Thursday, February 5, 2009

Question Response to Promo Girl

Question Response 2: This is in response to Promo Girls question, “The Challenger.”

 

I wonder if we as humans change the rhetoric in response to situations, specifically tragedies, in Order for out conscious beings to comprehend and swallow in the face of tragedies what has occurred? I also wonder if we do the same thing in light of other situations?

 

As discussed by Jeff Philpott’s class discussion on Tuesday, there seems to a very clear connection between rhetoric used and the situation at hand. We as humans all the time change our rhetoric based on the situation. It’s just like in the challengers case, and in any other type of tragedy, let’s say 9/11 for this example, the rhetoric before and after the event had changed drastically. Before 9/11 we didn’t refer to Iraqis or Middle Eastern people in the same way we do now, the news did not report the same way it did before the war began, and why? Because the situation had changed, they had now committed a terrorist attack on us and we had now waged war. When the situation changes the discourse is sure to change as well.

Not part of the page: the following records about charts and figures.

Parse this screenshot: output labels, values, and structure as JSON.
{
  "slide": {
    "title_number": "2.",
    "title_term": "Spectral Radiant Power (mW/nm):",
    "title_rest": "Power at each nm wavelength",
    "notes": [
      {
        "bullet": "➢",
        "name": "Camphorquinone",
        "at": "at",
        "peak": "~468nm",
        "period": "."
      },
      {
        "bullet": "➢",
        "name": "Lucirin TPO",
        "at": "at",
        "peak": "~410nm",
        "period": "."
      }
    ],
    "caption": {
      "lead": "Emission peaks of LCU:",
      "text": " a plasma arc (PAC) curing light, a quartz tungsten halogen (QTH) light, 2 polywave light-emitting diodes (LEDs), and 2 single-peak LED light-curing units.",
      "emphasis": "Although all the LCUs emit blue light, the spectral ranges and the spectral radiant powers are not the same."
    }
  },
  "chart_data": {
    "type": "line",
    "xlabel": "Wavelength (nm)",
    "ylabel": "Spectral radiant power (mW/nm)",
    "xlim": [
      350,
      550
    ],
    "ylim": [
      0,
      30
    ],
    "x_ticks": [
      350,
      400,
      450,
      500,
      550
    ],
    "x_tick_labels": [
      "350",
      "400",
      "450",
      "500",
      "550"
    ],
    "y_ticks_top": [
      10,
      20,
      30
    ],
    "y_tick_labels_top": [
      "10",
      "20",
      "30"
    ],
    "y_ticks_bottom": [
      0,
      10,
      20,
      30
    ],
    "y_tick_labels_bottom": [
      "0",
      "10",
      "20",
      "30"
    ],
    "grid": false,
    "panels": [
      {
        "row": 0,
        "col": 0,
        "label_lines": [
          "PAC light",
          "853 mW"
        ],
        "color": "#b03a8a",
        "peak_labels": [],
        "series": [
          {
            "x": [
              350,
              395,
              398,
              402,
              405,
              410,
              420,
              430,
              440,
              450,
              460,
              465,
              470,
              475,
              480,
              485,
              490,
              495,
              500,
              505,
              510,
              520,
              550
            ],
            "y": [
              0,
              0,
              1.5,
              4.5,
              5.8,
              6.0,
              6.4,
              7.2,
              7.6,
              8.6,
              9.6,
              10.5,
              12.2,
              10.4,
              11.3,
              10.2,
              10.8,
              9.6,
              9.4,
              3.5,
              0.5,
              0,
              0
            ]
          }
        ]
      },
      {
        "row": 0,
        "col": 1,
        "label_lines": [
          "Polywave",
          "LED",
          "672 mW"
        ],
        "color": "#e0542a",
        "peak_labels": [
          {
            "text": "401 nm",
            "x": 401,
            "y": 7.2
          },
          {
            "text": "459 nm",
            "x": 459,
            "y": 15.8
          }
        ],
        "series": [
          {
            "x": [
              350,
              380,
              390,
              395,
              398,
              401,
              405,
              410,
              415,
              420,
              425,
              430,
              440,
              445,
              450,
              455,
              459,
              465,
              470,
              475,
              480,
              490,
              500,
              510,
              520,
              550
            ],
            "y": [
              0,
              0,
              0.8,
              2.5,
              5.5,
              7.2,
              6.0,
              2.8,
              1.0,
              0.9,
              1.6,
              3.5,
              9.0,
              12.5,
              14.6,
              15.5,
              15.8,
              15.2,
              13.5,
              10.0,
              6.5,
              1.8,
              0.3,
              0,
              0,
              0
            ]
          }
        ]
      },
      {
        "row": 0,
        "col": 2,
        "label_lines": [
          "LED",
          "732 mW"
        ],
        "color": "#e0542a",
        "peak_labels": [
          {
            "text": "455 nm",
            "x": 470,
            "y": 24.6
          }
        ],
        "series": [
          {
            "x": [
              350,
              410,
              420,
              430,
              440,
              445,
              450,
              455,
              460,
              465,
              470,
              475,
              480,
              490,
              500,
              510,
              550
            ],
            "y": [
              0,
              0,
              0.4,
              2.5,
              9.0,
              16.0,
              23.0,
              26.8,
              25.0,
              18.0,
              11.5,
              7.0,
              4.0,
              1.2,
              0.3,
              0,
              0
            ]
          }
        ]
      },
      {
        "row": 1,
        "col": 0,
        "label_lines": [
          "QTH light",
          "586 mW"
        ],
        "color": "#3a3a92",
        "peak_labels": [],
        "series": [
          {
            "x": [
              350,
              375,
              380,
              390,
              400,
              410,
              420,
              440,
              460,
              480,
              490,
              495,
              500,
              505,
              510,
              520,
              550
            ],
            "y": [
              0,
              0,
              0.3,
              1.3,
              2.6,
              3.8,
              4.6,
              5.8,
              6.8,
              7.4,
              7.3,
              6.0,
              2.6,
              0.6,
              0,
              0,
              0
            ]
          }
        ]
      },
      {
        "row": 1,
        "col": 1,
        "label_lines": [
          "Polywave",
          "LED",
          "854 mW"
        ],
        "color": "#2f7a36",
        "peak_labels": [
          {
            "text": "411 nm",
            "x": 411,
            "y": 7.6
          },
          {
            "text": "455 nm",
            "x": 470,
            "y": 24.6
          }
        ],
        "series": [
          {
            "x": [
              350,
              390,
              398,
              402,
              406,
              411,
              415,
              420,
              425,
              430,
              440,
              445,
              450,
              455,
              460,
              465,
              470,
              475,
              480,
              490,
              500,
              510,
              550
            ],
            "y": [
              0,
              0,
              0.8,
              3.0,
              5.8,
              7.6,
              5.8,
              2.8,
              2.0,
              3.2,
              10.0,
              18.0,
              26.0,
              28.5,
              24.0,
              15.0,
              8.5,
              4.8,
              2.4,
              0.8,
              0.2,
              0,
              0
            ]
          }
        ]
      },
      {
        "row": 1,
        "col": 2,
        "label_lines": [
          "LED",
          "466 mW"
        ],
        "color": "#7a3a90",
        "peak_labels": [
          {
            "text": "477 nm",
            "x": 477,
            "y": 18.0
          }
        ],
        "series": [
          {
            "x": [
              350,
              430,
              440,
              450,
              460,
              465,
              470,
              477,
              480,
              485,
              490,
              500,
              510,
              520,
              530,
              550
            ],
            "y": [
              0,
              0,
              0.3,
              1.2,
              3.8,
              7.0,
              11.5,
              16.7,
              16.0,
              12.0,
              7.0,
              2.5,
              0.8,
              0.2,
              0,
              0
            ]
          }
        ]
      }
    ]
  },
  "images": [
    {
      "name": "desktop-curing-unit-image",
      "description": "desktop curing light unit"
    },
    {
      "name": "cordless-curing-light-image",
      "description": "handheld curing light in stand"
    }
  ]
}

            This can be said for many other situations as well. The whole idea of the “rhetorical situation” is that rhetorical discourse is called into being by the situation. The situation is what helps us apply the appropriate response. Exigency helps us to find the problem that needs to be addressed, the audience is whom we can influence through our discourse, and constraints are the limitations we face n our discourse. All of these occur and all of them are dependent on the situation so that the proper response can be made. I think a current example of this could be the issue of global warming. The problem is that it is definitely affecting our planet, the audience is those who are willing to make the sacrifices needed, and the constraints could be others that deny and argue against the idea of global warming. If the situation were to change, so would the constraints and audience addressed.

            So definitely the answer would be yes to the question of whether other situations create this same kind of change in discourse.  Rhetoric is directly correlated with situation.